Discover more from Structured Visual Thinking Methods
Jeff Bezos and Causal Loop Diagrams
Useful Ideas are simple
Today I am showing how “natural” Systems Thinking can feel and give you enough so you can see how to use it yourself.
Many techniques give you the feeling that they are challenging to understand and take real mastery to start. But this is not how it works for most Structured Visual Thinking Methods (and this is what this newsletter is about).
So, if I get the story right, then around 2000, Jeff Bezos, founder of Amazon, sat in a restaurant after a meeting where he and his team discussed “Business Flywheels”. So he decided to do a flywheel on his own, famously on a napkin, and the outcome looked like this:
What does this picture mean? “Bezos and his lieutenants sketched their own virtuous cycle, which they believed powered their business. It went something like this: lower prices led to more customer visits. More customers increased the volume of sales and attracted more commission-paying third-party sellers to the site. That allowed Amazon to get more out of fixed costs like the fulfillment centers and the servers needed to run the website. This greater efficiency then enabled it to lower prices further. Feed any part of this flywheel, they reasoned, and it should accelerate the loop.” — Brad Stone, The Everything Store
I hope this makes sense to everyone. And over 20 years later, one can see how this was successful. Fuelled by initial growth, the gravitation towards Amazon continued, and Amazon became one of the most profitable companies in the world. The growth was reinforced by what the company did.
But what kind of diagram did Jeff draw? It is a “lazy” version of a so-called Causal Loop Diagram (CSD), as it is often used in the domain of Systems Thinking. CSDs are very simple to draw and can provide tremendous insights.
CSD are about what is technically called “stocks”. A stock is anything that can be counted: people, money, roads and windows or things that can be (even poorly) quantified, like goodwill, health, etc. The important part is that you can still make assessments like “sports will improve your health” while “a bag of crisps does affect your health negatively”. Then you think about how these stocks are influencing each other.
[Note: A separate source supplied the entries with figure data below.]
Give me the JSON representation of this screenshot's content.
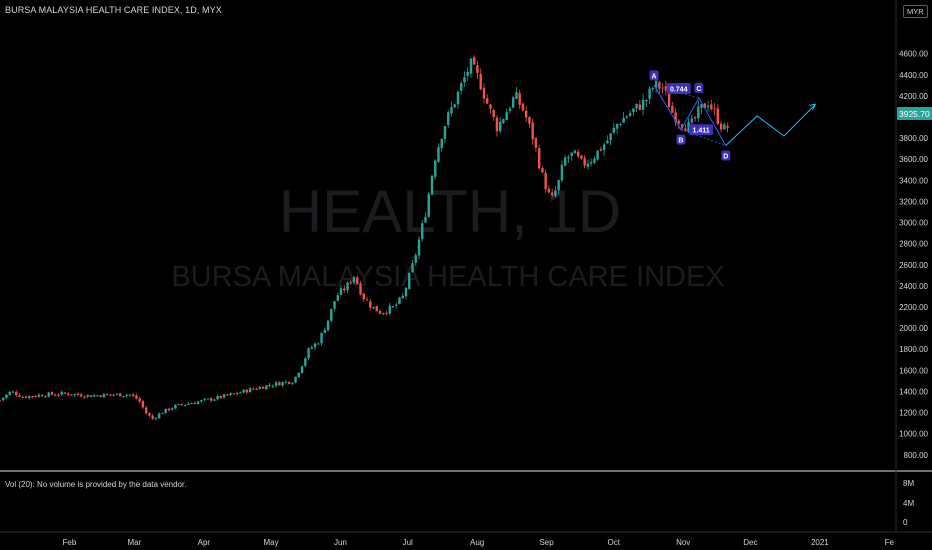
{
  "header": {
    "title": "BURSA MALAYSIA HEALTH CARE INDEX, 1D, MYX",
    "currency": "MYR"
  },
  "watermark": {
    "symbol": "HEALTH, 1D",
    "name": "BURSA MALAYSIA HEALTH CARE INDEX"
  },
  "volume_panel": {
    "label": "Vol (20): No volume is provided by the data vendor.",
    "ticks": [
      "8M",
      "4M",
      "0"
    ]
  },
  "last_price": {
    "label": "3925.70",
    "color": "#26a69a"
  },
  "colors": {
    "up": "#26a69a",
    "down": "#ef5350",
    "pattern": "#2962ff",
    "projection": "#29b6f6",
    "pattern_label_bg": "#3f2fb4",
    "divider": "#e0e0e0"
  },
  "chart_data": {
    "type": "candlestick",
    "title": "BURSA MALAYSIA HEALTH CARE INDEX, 1D, MYX",
    "y_ticks": [
      800,
      1000,
      1200,
      1400,
      1600,
      1800,
      2000,
      2200,
      2400,
      2600,
      2800,
      3000,
      3200,
      3400,
      3600,
      3800,
      4000,
      4200,
      4400,
      4600
    ],
    "ylim": [
      675,
      4900
    ],
    "x_ticks": [
      {
        "label": "Feb",
        "day": 31
      },
      {
        "label": "Mar",
        "day": 60
      },
      {
        "label": "Apr",
        "day": 91
      },
      {
        "label": "May",
        "day": 121
      },
      {
        "label": "Jun",
        "day": 152
      },
      {
        "label": "Jul",
        "day": 182
      },
      {
        "label": "Aug",
        "day": 213
      },
      {
        "label": "Sep",
        "day": 244
      },
      {
        "label": "Oct",
        "day": 274
      },
      {
        "label": "Nov",
        "day": 305
      },
      {
        "label": "Dec",
        "day": 335
      },
      {
        "label": "2021",
        "day": 366
      },
      {
        "label": "Fe",
        "day": 397
      }
    ],
    "xlim": [
      0,
      400
    ],
    "trend": [
      [
        0,
        1320
      ],
      [
        5,
        1400
      ],
      [
        10,
        1350
      ],
      [
        20,
        1370
      ],
      [
        30,
        1380
      ],
      [
        40,
        1360
      ],
      [
        50,
        1370
      ],
      [
        58,
        1370
      ],
      [
        62,
        1320
      ],
      [
        65,
        1200
      ],
      [
        68,
        1140
      ],
      [
        72,
        1200
      ],
      [
        78,
        1260
      ],
      [
        85,
        1290
      ],
      [
        95,
        1330
      ],
      [
        105,
        1380
      ],
      [
        112,
        1420
      ],
      [
        118,
        1450
      ],
      [
        125,
        1480
      ],
      [
        131,
        1500
      ],
      [
        134,
        1620
      ],
      [
        138,
        1800
      ],
      [
        142,
        1870
      ],
      [
        146,
        2050
      ],
      [
        150,
        2300
      ],
      [
        155,
        2400
      ],
      [
        158,
        2500
      ],
      [
        162,
        2300
      ],
      [
        166,
        2200
      ],
      [
        170,
        2150
      ],
      [
        176,
        2200
      ],
      [
        180,
        2300
      ],
      [
        185,
        2650
      ],
      [
        190,
        3100
      ],
      [
        194,
        3600
      ],
      [
        198,
        3900
      ],
      [
        202,
        4100
      ],
      [
        206,
        4300
      ],
      [
        210,
        4500
      ],
      [
        214,
        4350
      ],
      [
        218,
        4100
      ],
      [
        222,
        3900
      ],
      [
        226,
        4050
      ],
      [
        230,
        4200
      ],
      [
        234,
        4050
      ],
      [
        238,
        3800
      ],
      [
        242,
        3450
      ],
      [
        246,
        3200
      ],
      [
        249,
        3350
      ],
      [
        252,
        3600
      ],
      [
        256,
        3650
      ],
      [
        260,
        3550
      ],
      [
        264,
        3600
      ],
      [
        268,
        3700
      ],
      [
        272,
        3800
      ],
      [
        276,
        3950
      ],
      [
        282,
        4050
      ],
      [
        288,
        4150
      ],
      [
        292,
        4300
      ],
      [
        296,
        4280
      ],
      [
        300,
        4050
      ],
      [
        304,
        3950
      ],
      [
        308,
        3900
      ],
      [
        312,
        4050
      ],
      [
        316,
        4150
      ],
      [
        320,
        4000
      ],
      [
        323,
        3880
      ],
      [
        326,
        3925
      ]
    ],
    "harmonic_pattern": {
      "points": [
        {
          "label": "A",
          "day": 292,
          "value": 4300
        },
        {
          "label": "B",
          "day": 304,
          "value": 3880
        },
        {
          "label": "C",
          "day": 312,
          "value": 4180
        },
        {
          "label": "D",
          "day": 324,
          "value": 3730
        }
      ],
      "ratios": [
        {
          "label": "0.744",
          "day": 303,
          "value": 4265
        },
        {
          "label": "1.411",
          "day": 313,
          "value": 3875
        }
      ],
      "projection": [
        [
          324,
          3730
        ],
        [
          338,
          4010
        ],
        [
          350,
          3820
        ],
        [
          364,
          4120
        ]
      ]
    }
  }
}
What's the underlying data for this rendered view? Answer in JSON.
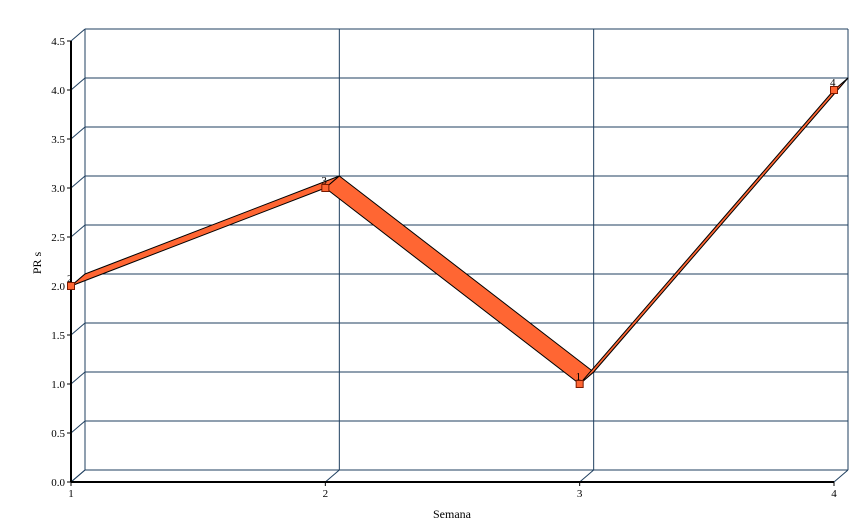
{
  "chart_data": {
    "type": "line",
    "title": "",
    "xlabel": "Semana",
    "ylabel": "PR s",
    "categories": [
      "1",
      "2",
      "3",
      "4"
    ],
    "x": [
      1,
      2,
      3,
      4
    ],
    "series": [
      {
        "values": [
          2,
          3,
          1,
          4
        ],
        "data_labels": [
          "2",
          "3",
          "1",
          "4"
        ]
      }
    ],
    "ylim": [
      0,
      4.5
    ],
    "yticks": [
      "0.0",
      "0.5",
      "1.0",
      "1.5",
      "2.0",
      "2.5",
      "3.0",
      "3.5",
      "4.0",
      "4.5"
    ],
    "grid": true,
    "legend": "none",
    "style": "3d-ribbon",
    "colors": {
      "series": "#ff6633",
      "grid": "#1f3f5f",
      "axis": "#000000",
      "outline": "#000000"
    }
  }
}
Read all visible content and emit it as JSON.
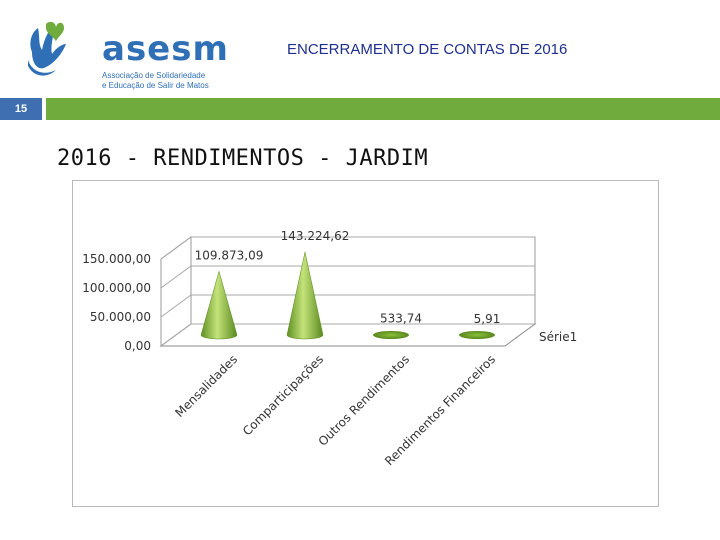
{
  "header": {
    "logo_name": "asesm",
    "logo_sub_line1": "Associação de Solidariedade",
    "logo_sub_line2": "e Educação de Salir de Matos",
    "doc_title": "ENCERRAMENTO DE CONTAS DE 2016",
    "slide_number": "15",
    "logo_icon": "hands-heart-logo-icon"
  },
  "colors": {
    "accent_green": "#6fab3d",
    "accent_blue": "#3f6fb0",
    "cone_green": "#8dc33f"
  },
  "slide_title": "2016 - RENDIMENTOS - JARDIM",
  "chart_data": {
    "type": "bar",
    "style": "3d-cone",
    "categories": [
      "Mensalidades",
      "Comparticipações",
      "Outros Rendimentos",
      "Rendimentos Financeiros"
    ],
    "series": [
      {
        "name": "Série1",
        "values": [
          109873.09,
          143224.62,
          533.74,
          5.91
        ]
      }
    ],
    "data_labels": [
      "109.873,09",
      "143.224,62",
      "533,74",
      "5,91"
    ],
    "y_ticks": [
      0,
      50000,
      100000,
      150000
    ],
    "y_tick_labels": [
      "0,00",
      "50.000,00",
      "100.000,00",
      "150.000,00"
    ],
    "ylim": [
      0,
      150000
    ],
    "grid": true,
    "legend_placement": "right",
    "title": "",
    "xlabel": "",
    "ylabel": ""
  }
}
Assuming stock A is increasing, what would be the impact on stock B? To stay in the previous example: “If you do more sports, then it will improve your health”, which includes as well the opposite statement “If you do fewer sports, then your health will decrease”. Side note: both statements are more generically true than always in every case. I don’t talk about extremes, like extreme sports, that might become unhealthy. But for most of the population, some sports would be good; more would be better. The other way to influence is a negative influence. The more crisps you eat, the less healthy you will be (again, on average). The following graph shows this basic understanding:
This simple graph has three “stocks” and two “edges” or connections connecting the stocks. The connections are labelled with s for “same” direction of influence and o for “opposite” direction of influence.
This is nice, but it doesn’t deliver much value yet. It becomes more interesting when you create loops. Assuming a bank account in times of normal interest rates (interest >0). If you have money in your account (a stock), then you will get Interest paid on money on the account (another stock). The direction of influence is “same”. More money in the account delivers more interest. Interest, by the way, goes back to the account. So, there is another influence. This looks like this:
What you see here is that we have created a reinforcing loop. If you don’t influence this system in any way, you will have a runaway system that will produce more and more money on the account, which is basically what we understand under compound interest. Vithanco highlights this loop with a circle in the direction of the loop and the letter R for the reinforcing type of the system.
There are two types of loops: reinforcing and balancing, based on the number of opposing connections.
Balancing loops have an odd number of opposite connections.
Balancing loops are associated with reaching a plateau.
Reinforcing loops have an even number of opposite connections (please note that zero also is even).
Reinforcing loops are associated with exponential increases/decreases.
Add a few more stocks, and you can start analysing complex systems. But already simple models can show the complexity of situations. Let’s review the Adoption Model.
The model is about adopting any new trend/product/service. It has two loops that influence the overall adoption rate. Suppose the adoption rate won’t change, and the pool of potential adopters doesn’t change. We will experience an exponential increase in adopters until the small remaining stock of potential adopters keeps the adoption rate low.
Coming back to Amazon’s flywheel we started with. I recreated it in Vithanco and it looks like this (please note, that I changed the model slightly, as the stock is “prices” and “costs” instead of “lower costs” and “lower prices” and hence two connections became opposite):
Now you can see what the business flywheel is about. It’s nothing else than a reinforcing loop. A loop that made Amazon one of the most successful companies of these days. And if we compare this with the adoption model from above then we can see why Amazon’s growth stopped. Jeff Bezos didn’t include the balancing loop from the Adoption Model in his diagram. The market was so big for him in 2000 that he didn’t need to think about it. But after 20 successful years of exponential growth, the stock of potential adopters got smaller and smaller.
I will talk more about Causal Loop diagrams, but for now, I suggest the excellent introduction from Donella Meadows’ Thinking in Systems for further reading.